Ci sono molti esempi di quali siano le condizioni di estremo disagio sociale ed economico in cui – ancora nel 2012 e malgrado la difficile situazione italiana - vive la Sicilia.
Una delle aree più sofferenti è certamente la provincia di Caltanissetta, da molti anni agli ultimi posti delle classifiche nazionali in tema di occupazione, qualità della vita e di istruzione scolastica.
E’ una sofferenza complessiva del territorio, aggravata pure dalla tradizionale ingerenza della mafia, i cui interessi penalizzano – tramite le estorsioni e il condizionamento dei pochi appalti - buona parte dell’asfittica economia locale.
E’ una sofferenza complessiva del territorio, aggravata pure dalla tradizionale ingerenza della mafia, i cui interessi penalizzano – tramite le estorsioni e il condizionamento dei pochi appalti - buona parte dell’asfittica economia locale.
La considerazione – quasi una passiva presa d’atto, per quei tanti siciliani assuefatti e soffocati dall’arcaica presenza della mafia – torna di attualità dopo una delle ultime iniziative annunciate dalla Regione Siciliana, d’intesa con il ministero dell’Interno.
La notizia riguarda l’istituzione di una “zona franca della legalità” nel nisseno, con il coinvolgimento di decine di paesi, fra i più poveri dell’intera provincia e della Sicilia: da Marianopoli a Campofranco, da Delia a Mazzarino, da Montedoro a Niscemi, da San Cataldo a Sommatino, da Villalba a Sutera.
Alcuni di questi centri rurali della provincia – dove i giovani non sperano più neppure in un futuro di immigrazione – rimandano ancora alla descrizione che ne fece Leonardo Sciascia una cinquantina di anni fa:
“Come gli uomini, così i paesi appaiono chiusi, ostili. Vi si arriva percorrendo campagne aride, di stentate colture: il grano, le fave; verdeggianti nell’inverno, a scacchi gialli e bruni nelle altre stagioni. Il poeta spagnolo Josè Maria Valverde dice questo paesaggio uguale a quello della Castiglia, ma ‘come contratto da una mano nervosa’; ed è verissima impressione… Il paesaggio ripete il motivo dell’insicurezza, sempre e comunque presente nella Sicilia interna; l’antica insicurezza cui la proprietà, come ogni cosa, come la vita stessa, è soggetta. Dolente, ossessivo tema della storia, della società, dell’individuo, del paesaggio siciliano: il tema della inseguridad”.

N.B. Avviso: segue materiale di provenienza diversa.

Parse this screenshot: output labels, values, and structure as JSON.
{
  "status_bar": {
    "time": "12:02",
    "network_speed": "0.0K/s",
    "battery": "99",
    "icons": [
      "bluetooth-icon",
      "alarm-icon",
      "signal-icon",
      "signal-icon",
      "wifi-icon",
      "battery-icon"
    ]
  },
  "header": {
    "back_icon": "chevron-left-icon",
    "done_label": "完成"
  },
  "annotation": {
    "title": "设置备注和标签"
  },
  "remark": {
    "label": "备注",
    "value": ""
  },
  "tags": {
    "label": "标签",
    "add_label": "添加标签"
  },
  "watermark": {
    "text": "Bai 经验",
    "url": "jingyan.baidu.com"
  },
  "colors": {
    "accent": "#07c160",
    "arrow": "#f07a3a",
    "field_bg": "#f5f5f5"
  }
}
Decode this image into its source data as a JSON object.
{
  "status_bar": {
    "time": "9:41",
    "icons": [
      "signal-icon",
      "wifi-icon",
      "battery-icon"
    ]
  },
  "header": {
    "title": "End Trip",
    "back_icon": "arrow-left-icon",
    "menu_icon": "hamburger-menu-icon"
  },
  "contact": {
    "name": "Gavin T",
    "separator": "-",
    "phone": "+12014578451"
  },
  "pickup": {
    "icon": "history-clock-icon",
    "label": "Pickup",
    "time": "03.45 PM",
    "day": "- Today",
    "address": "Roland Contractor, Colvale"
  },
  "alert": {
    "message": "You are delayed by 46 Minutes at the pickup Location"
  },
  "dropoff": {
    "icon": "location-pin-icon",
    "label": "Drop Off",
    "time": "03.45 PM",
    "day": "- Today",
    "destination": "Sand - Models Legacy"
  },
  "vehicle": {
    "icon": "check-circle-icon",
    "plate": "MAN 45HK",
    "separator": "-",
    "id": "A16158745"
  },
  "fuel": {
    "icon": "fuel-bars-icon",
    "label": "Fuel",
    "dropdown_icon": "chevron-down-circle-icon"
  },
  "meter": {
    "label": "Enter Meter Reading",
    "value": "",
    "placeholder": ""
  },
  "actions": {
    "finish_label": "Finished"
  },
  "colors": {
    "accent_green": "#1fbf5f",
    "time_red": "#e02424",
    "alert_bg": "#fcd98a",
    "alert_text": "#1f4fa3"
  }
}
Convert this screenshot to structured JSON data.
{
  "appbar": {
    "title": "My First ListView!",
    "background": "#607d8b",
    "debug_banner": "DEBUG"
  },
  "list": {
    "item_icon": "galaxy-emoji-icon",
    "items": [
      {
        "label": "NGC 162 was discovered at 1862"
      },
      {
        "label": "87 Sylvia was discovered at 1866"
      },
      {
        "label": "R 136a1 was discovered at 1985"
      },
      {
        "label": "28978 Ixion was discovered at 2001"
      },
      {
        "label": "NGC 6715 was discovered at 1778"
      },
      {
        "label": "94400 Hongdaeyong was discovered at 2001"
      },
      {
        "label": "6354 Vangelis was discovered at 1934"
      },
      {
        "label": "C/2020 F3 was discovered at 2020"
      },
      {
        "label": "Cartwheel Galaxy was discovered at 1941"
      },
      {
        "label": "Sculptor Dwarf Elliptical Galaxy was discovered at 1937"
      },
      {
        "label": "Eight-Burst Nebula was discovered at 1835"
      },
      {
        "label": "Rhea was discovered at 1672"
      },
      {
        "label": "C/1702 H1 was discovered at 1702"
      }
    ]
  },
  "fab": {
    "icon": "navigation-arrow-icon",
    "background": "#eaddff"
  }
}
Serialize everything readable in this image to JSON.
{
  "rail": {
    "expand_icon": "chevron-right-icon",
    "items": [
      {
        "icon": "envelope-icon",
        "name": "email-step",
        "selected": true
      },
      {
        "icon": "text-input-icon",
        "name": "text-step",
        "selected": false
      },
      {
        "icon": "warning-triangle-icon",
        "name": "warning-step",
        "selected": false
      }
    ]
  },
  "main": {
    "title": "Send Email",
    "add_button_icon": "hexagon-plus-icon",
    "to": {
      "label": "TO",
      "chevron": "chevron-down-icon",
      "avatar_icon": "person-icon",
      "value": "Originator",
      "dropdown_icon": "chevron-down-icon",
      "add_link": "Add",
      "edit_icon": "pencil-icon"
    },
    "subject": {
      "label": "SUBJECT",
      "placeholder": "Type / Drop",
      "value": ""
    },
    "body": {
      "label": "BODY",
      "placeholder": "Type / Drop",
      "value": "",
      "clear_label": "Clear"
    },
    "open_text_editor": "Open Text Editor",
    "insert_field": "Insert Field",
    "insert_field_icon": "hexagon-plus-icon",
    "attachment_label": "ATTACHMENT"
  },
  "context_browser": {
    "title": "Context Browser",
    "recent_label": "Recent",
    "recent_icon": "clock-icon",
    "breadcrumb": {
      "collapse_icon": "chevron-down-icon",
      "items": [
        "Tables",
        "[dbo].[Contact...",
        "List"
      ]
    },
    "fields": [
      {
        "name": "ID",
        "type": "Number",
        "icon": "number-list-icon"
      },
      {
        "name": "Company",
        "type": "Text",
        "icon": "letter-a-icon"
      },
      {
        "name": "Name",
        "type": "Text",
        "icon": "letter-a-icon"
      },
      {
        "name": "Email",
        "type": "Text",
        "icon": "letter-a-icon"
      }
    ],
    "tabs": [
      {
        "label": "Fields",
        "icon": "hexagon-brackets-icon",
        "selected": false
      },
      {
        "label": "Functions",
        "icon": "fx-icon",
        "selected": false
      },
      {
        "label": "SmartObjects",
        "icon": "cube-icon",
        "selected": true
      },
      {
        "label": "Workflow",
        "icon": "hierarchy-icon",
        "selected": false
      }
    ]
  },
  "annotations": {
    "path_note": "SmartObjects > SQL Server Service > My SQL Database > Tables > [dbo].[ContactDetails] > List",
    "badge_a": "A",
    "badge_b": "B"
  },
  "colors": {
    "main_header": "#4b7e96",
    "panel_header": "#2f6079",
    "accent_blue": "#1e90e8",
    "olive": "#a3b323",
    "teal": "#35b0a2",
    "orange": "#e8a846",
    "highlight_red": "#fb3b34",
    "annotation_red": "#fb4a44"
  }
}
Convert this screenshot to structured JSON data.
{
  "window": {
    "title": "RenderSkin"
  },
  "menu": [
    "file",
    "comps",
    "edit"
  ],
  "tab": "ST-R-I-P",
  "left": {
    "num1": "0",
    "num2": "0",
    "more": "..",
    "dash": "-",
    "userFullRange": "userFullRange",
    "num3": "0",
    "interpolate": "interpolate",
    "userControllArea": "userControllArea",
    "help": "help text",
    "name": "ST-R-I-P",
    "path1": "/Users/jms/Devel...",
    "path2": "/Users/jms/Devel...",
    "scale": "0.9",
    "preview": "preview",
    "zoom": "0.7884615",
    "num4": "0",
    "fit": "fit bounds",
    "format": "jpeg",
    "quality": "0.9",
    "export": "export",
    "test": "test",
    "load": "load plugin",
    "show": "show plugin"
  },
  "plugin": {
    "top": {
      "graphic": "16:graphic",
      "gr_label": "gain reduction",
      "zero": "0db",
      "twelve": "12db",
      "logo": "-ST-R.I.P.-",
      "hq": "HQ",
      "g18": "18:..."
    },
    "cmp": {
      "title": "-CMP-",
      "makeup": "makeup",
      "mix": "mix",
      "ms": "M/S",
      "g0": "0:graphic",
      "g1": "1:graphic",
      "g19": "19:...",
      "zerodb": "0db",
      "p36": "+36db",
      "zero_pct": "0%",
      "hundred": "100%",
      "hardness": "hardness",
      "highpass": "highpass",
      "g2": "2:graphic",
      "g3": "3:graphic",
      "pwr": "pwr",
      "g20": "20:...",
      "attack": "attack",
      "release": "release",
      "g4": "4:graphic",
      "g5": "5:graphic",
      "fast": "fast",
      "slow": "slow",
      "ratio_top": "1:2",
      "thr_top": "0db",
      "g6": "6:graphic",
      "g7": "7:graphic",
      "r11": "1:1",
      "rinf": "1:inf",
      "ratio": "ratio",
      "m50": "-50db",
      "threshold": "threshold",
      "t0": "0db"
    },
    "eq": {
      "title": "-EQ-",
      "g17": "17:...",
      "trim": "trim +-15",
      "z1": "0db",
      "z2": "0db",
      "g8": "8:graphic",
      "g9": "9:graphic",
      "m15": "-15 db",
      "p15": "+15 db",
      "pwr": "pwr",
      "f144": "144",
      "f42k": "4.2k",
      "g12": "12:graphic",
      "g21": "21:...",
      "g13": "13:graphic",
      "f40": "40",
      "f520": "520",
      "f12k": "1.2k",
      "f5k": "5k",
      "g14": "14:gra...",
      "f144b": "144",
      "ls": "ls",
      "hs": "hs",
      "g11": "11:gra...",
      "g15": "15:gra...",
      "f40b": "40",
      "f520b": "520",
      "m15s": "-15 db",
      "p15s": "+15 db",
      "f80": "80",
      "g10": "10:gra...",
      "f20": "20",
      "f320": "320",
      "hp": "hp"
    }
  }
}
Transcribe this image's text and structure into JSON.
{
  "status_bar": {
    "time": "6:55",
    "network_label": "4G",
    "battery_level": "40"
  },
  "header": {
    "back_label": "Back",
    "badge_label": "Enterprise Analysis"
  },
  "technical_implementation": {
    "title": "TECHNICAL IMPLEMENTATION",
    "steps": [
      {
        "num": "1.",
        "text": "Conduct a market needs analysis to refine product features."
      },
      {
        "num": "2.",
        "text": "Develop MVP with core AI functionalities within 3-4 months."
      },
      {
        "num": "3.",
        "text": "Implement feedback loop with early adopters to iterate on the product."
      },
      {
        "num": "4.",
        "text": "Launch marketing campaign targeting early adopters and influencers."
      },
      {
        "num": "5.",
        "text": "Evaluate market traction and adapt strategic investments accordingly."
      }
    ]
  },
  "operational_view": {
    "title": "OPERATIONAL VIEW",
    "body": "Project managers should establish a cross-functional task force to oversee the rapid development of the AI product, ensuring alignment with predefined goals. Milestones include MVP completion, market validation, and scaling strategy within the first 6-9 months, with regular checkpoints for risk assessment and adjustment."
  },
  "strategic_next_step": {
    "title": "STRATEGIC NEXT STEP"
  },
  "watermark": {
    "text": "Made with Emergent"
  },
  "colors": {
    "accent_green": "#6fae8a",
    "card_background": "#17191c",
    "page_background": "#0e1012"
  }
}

La “zona franca della legalità” – che dovrebbe comprendere anche centri urbani più sviluppati, come la stessa Caltanissetta e Gela – nasce “con l’obiettivo di attrarre investimenti sul territorio, incentivare la crescita e rilanciare il tessuto socio economico della provincia, con la garanzia di vantaggi e sgravi fiscali a favore di quelle imprese in grado di rispettare tutti i parametri di legge e di opporsi a richieste criminali”.
L’intenzione del progetto è insomma quella di creare “un’area protetta da ogni fenomeno malavitoso o delinquenziale che, con il concorso delle istituzioni, salvaguardi gli investimenti, dia certezza alle imprese, realizzi un costante controllo delle attività, fornisca corsie preferenziali per l’apertura di nuove imprese e sia in grado di fornire servizi attraverso ‘uno sportello unico’ in tempi certi”.
In linea di principio, l’istituzione da parte di Regione e Stato della “zona franca della legalità” è un lodevole tentativo di assicurare ad una delle province più povere d’Europa uno strumento di sviluppo.
Tuttavia, sembra a ReportageSicilia che non si possa immaginare il bene economico e sociale di un territorio – specie in Sicilia, e soprattutto nel nisseno - senza un profondo cambiamento di governare la cosa pubblica e di intendere la politica, azzerando interessi privati, sudditanze instaurate a fini elettorali con i mafiosi e tutela di piccoli e grandi comitati d’affari.
Nessuna libertà d’impresa e nessuno sgravio fiscale potrà mai garantire lo sviluppo se non si sradicano in profondità le ragioni stesse dell’esistenza di mafia e delinquenza.
Si dirà che tutto ciò rischia di ripetere il già detto od il già letto.
L’insistere è però necessario, perché in questo minaccioso periodo di crisi globale - al termine del quale rimarranno in vita solo le economie più forti - la Sicilia non ha più tempo di aspettare le ragioni del suo progresso.